Conversely, PIAS3 expression tended to be increased in tissues obtained from patients compared to control tissues. In addition to its inhibitory effects on STAT3 signaling (16), PIAS3 has been shown to modulate osteoclastogenesis by decreasing levels of NFATc1 and the osteoclast-associated receptor (17). Future studies should assess the impact of this axis in the pathogenesis of periodontitis.
Finally, PIAS4 was under-expressed in the blood of total patients as well as female patients compared to corresponding controls. PIAS4 suppresses STAT1, LEF1, and SMAD3 pathways (18). Indeed, STAT1 signaling can be suppressed by both PIAS1 and PIAS4 proteins (19). Thus, PIAS1 and PIAS4, as the most significantly down-regulated members of this family in the blood of patients with periodontitis, similarly regulate STAT1 signaling.

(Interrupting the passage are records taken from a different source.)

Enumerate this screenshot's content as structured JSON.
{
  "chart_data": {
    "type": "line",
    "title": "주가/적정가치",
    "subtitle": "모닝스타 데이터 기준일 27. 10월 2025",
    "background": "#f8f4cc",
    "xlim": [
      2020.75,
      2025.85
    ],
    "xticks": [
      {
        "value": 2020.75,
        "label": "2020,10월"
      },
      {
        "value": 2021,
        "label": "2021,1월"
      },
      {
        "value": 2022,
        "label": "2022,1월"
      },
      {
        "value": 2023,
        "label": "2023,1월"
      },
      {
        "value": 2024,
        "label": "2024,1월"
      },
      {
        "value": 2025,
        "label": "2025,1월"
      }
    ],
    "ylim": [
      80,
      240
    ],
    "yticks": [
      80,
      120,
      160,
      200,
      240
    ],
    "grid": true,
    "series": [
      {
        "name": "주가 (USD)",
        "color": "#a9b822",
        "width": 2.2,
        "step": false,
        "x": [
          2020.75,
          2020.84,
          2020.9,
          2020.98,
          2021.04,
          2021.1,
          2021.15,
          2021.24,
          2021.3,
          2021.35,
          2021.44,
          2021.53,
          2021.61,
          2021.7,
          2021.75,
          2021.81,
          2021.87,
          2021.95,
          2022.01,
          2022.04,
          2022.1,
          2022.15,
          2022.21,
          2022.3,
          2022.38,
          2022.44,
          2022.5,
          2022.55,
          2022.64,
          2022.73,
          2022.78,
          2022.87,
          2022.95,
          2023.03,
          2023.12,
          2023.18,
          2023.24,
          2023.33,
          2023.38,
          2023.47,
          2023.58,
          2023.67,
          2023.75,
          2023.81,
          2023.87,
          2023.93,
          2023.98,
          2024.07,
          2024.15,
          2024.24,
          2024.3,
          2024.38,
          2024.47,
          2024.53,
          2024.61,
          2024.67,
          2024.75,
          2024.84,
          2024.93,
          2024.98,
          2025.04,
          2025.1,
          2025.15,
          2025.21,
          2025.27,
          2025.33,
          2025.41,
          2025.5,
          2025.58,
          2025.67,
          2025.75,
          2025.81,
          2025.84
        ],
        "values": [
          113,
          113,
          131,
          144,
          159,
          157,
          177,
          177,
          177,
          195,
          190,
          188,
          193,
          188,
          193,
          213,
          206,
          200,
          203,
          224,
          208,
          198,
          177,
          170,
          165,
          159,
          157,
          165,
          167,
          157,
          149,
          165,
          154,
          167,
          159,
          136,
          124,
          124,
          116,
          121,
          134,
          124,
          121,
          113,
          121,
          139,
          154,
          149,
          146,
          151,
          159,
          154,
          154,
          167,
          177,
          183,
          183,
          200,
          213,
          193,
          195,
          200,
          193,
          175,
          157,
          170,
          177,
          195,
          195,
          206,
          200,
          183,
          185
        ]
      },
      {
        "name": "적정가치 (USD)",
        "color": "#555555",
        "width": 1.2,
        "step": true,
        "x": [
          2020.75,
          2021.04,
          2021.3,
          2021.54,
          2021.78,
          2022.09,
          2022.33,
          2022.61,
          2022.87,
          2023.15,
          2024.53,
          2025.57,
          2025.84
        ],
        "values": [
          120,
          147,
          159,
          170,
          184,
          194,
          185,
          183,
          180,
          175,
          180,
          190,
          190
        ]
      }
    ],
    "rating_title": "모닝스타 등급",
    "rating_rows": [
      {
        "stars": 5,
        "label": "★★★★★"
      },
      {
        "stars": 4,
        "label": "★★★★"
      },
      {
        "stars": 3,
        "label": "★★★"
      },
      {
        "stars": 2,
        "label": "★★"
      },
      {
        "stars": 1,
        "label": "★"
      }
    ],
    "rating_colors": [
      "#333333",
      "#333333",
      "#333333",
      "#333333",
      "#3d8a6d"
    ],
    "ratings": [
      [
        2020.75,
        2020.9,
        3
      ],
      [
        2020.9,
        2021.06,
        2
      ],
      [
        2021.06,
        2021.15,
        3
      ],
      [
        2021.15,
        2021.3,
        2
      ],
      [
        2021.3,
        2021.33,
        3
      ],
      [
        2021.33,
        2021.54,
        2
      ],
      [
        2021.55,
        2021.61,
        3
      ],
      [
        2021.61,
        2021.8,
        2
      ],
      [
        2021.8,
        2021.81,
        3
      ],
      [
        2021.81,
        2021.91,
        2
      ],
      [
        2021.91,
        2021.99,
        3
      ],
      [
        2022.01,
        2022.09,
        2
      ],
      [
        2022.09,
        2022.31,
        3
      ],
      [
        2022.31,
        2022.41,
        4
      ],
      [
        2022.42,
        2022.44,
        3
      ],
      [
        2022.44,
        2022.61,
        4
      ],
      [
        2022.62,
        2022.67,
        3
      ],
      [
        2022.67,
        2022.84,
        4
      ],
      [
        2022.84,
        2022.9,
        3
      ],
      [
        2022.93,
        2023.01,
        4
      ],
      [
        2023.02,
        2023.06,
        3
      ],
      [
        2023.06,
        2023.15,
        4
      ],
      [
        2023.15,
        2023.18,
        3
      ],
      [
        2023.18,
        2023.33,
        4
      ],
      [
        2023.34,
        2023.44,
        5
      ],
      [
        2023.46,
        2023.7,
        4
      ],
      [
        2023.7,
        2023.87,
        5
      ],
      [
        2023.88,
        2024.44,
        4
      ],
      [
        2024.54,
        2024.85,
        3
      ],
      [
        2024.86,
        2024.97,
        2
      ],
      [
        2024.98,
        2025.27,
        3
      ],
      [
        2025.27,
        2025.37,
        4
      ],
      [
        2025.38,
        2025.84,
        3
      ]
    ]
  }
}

In addition to their role in STAT signaling, PIAS proteins contribute to the regulation of NF-κB signaling (1). Aberrant expression of numerous genes in the NF-κB pathway has been reported in periodontitis (20). Moreover, activation of this signaling pathway in an LPS-induced inflammatory niche has been found to suppress the proliferation and differentiation of periodontal ligament stem cells into osteoblasts, thereby contributing to the pathogenesis of periodontitis (21). Therefore, abnormal expression of PIAS genes may be involved in the pathoetiology of periodontitis through various mechanisms, including activation of immune responses, modulation of stem cell function, and alterations in the activity of several molecular pathways.
Expressions of PIAS1-4 genes were significantly correlated with each other within each set of samples (blood or gingiva). However, tissue levels of these genes were not correlated with their blood levels, indicating the independence of tissue levels of these transcription factors from their blood levels. PIAS1 exhibited the highest area under the curve (AUC) value for differentiating diseased tissues from healthy ones, as well as for separating blood samples of patients from control blood samples. Thus, PIAS1 might be considered a marker for the diagnosis of periodontitis.
In summary, altered levels of PIAS genes in the circulation of these patients may explain abnormalities in cytokine levels and immune function in the context of periodontitis. However, this hypothesis should be confirmed through functional assays.